— Вот тем-то он и рассчитывал принудить вас к сдаче. Запомните и не забывайте: чтобы вовлечь вас в схватку с собой, он будет, по мере надобности, подбрасывать вам всякие нелепые аргументы, а как только увидит, что вы простодушно, наивно уверитесь в превосходстве ваших возражений, запутает в таких изощренных софизмах, что сколько ни бейтесь, а не выпутаетесь из них. Нет, повторяю вам, возражайте ему наилучшим возможным способом: не парируйте его выпады вовсе, откажитесь от борьбы.
Монах помолчал и ровным тоном продолжил:
— Есть два способа избавиться от тяготящей ноши: бросить ее подальше или просто уронить. Чтобы бросить, требуется усилие, на которое вы, может быть, не способны, а уронить можно без всякой натуги, это просто, безопасно и всем доступно.

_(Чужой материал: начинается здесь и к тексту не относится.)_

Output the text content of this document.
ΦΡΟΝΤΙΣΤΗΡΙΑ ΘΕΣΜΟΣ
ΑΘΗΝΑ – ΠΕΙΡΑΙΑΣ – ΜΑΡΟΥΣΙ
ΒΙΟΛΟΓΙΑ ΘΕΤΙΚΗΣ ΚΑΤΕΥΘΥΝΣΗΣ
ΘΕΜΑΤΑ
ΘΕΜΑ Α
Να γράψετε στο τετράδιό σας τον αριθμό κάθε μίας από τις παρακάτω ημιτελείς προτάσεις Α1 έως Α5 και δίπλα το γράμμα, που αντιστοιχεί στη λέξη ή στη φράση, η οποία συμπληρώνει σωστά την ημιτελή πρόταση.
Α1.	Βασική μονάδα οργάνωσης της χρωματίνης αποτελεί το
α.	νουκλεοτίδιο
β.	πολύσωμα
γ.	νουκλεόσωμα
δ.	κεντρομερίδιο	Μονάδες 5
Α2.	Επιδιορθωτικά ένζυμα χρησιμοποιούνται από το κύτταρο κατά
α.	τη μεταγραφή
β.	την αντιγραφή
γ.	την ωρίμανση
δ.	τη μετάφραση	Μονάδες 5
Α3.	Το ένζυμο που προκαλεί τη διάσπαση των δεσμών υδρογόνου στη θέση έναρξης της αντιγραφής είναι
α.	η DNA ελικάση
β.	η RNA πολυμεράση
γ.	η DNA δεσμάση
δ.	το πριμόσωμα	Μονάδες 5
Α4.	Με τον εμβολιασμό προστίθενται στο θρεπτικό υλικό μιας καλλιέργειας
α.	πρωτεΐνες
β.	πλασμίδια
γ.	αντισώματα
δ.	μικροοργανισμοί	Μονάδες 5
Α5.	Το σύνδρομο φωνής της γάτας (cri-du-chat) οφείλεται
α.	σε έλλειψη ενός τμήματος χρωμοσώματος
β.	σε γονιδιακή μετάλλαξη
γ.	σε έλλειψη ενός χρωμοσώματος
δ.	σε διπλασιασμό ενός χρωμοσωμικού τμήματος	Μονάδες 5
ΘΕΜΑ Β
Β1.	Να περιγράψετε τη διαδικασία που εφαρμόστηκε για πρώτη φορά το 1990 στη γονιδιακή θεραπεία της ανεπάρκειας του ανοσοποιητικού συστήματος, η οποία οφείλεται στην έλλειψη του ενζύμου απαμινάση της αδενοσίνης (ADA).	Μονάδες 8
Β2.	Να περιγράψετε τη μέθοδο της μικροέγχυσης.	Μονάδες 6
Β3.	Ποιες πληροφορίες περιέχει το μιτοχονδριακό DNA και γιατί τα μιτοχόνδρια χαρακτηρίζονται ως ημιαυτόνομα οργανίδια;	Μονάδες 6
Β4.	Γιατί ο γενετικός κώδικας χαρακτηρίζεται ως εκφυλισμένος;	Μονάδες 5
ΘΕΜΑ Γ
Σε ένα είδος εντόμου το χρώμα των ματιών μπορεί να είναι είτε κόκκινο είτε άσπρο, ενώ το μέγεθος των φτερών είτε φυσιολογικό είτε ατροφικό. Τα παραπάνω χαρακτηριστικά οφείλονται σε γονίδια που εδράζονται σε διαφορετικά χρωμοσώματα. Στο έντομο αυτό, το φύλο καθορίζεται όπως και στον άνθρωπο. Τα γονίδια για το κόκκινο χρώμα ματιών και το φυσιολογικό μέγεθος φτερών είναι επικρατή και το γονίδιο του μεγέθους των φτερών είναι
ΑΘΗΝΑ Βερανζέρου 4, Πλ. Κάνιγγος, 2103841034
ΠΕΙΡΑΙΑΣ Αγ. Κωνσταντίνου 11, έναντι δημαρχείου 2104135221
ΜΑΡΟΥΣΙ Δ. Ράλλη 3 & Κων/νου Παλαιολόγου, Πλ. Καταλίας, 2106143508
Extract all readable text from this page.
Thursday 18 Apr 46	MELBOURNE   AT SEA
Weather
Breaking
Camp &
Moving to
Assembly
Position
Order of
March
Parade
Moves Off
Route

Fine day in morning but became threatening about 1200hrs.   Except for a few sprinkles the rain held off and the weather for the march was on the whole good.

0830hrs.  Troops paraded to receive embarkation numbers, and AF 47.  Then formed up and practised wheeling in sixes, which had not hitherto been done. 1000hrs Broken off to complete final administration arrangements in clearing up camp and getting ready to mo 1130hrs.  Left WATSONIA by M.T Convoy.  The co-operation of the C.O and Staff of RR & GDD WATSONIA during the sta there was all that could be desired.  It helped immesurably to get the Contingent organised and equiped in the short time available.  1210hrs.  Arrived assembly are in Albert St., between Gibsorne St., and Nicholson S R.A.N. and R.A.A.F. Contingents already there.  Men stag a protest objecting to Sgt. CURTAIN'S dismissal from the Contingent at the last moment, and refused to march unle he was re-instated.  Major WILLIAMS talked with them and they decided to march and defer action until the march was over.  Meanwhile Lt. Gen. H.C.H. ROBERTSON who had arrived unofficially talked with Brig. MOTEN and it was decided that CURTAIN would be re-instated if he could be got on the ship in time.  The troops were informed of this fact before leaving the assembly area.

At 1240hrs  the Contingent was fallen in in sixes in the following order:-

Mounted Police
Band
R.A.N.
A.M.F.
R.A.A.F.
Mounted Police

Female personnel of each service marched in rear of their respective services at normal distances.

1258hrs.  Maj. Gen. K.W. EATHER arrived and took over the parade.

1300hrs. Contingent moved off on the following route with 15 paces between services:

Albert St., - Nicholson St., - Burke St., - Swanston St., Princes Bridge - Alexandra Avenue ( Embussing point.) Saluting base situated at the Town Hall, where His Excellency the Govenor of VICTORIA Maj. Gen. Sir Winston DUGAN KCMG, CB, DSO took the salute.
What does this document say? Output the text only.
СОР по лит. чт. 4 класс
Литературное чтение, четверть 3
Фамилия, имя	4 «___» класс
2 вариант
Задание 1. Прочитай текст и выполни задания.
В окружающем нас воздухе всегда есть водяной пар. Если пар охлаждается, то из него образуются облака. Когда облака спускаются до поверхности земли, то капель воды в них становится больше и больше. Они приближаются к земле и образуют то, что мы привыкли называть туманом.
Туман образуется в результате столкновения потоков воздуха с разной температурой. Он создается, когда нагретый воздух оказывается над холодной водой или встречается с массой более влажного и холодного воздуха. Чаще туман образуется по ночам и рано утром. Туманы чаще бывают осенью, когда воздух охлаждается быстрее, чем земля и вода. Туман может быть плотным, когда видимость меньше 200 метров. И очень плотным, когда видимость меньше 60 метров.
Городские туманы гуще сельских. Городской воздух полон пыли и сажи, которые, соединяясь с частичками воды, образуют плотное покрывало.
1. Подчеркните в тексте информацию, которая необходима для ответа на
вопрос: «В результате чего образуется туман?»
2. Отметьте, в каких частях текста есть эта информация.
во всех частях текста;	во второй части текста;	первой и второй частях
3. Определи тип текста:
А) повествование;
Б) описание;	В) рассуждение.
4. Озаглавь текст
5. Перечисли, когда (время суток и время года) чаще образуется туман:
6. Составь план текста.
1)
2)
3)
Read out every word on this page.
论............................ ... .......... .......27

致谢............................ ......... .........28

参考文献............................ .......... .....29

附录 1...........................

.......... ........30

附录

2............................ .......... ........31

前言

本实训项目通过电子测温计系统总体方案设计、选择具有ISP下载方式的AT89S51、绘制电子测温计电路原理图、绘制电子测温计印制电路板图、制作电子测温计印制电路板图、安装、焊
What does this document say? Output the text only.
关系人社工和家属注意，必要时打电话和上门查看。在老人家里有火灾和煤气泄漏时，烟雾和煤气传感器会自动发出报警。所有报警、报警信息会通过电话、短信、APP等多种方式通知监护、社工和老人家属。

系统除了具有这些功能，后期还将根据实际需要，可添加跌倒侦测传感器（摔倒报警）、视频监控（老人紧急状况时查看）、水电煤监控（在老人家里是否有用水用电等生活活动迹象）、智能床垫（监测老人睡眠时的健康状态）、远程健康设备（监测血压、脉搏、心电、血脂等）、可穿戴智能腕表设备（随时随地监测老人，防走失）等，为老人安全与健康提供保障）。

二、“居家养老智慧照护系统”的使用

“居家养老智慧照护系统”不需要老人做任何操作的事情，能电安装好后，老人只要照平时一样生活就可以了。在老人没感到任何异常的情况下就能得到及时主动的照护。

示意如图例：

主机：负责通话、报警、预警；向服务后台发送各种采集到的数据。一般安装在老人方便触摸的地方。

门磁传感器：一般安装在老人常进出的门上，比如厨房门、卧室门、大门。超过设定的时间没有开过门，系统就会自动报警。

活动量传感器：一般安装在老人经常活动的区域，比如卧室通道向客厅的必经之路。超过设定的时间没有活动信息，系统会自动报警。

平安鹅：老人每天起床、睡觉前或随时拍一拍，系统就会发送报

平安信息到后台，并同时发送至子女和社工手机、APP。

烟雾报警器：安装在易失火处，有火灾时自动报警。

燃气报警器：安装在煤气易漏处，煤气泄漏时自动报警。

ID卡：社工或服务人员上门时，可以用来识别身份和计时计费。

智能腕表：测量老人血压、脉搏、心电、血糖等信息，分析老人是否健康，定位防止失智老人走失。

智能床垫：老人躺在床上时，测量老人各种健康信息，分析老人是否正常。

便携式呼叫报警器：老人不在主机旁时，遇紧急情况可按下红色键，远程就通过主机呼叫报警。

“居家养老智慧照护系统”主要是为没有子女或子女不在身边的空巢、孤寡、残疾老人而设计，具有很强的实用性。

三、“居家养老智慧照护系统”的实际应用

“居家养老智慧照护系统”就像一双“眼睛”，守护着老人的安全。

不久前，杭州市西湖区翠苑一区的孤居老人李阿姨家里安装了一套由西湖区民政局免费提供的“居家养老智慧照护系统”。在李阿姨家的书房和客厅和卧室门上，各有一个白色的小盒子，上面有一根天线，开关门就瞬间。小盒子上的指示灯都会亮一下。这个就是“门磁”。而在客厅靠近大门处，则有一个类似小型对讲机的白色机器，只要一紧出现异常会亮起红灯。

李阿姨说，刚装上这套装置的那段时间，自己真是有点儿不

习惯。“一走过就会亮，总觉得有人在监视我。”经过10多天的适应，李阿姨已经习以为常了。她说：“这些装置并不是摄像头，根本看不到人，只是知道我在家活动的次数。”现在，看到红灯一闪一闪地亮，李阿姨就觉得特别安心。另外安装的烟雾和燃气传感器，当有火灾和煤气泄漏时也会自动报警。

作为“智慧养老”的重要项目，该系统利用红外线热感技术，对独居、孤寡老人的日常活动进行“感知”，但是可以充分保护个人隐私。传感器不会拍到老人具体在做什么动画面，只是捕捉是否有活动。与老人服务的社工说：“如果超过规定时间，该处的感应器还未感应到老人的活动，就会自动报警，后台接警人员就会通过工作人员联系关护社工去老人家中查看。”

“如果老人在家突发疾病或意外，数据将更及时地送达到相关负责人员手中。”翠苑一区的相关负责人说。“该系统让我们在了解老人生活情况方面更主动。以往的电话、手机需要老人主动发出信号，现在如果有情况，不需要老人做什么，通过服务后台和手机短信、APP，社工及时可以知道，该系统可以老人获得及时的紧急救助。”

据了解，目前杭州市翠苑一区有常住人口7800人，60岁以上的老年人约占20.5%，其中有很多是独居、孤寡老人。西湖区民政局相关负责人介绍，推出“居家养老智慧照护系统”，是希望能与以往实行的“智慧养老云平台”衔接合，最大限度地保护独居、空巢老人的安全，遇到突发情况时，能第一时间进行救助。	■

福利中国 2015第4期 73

Если вы бросаете вещь, вы проявляете к ней какой-то интерес, какое-то живое чувство, а то и какой-то страх; уронить — значит, быть безразличным, проявить совершенное презрение; поверьте мне: воспользуйтесь этим способом, и бес убежит от вас.
И для отражения приступов уныния всемогуще это же оружие, презрение, если только в битвах этого рода осажденный ясно видит поле боя. К сожалению, уныние в том и состоит, что лишает людей разума, сразу же сбивает с толку, и тогда для обороны необходимо обратиться к духовнику.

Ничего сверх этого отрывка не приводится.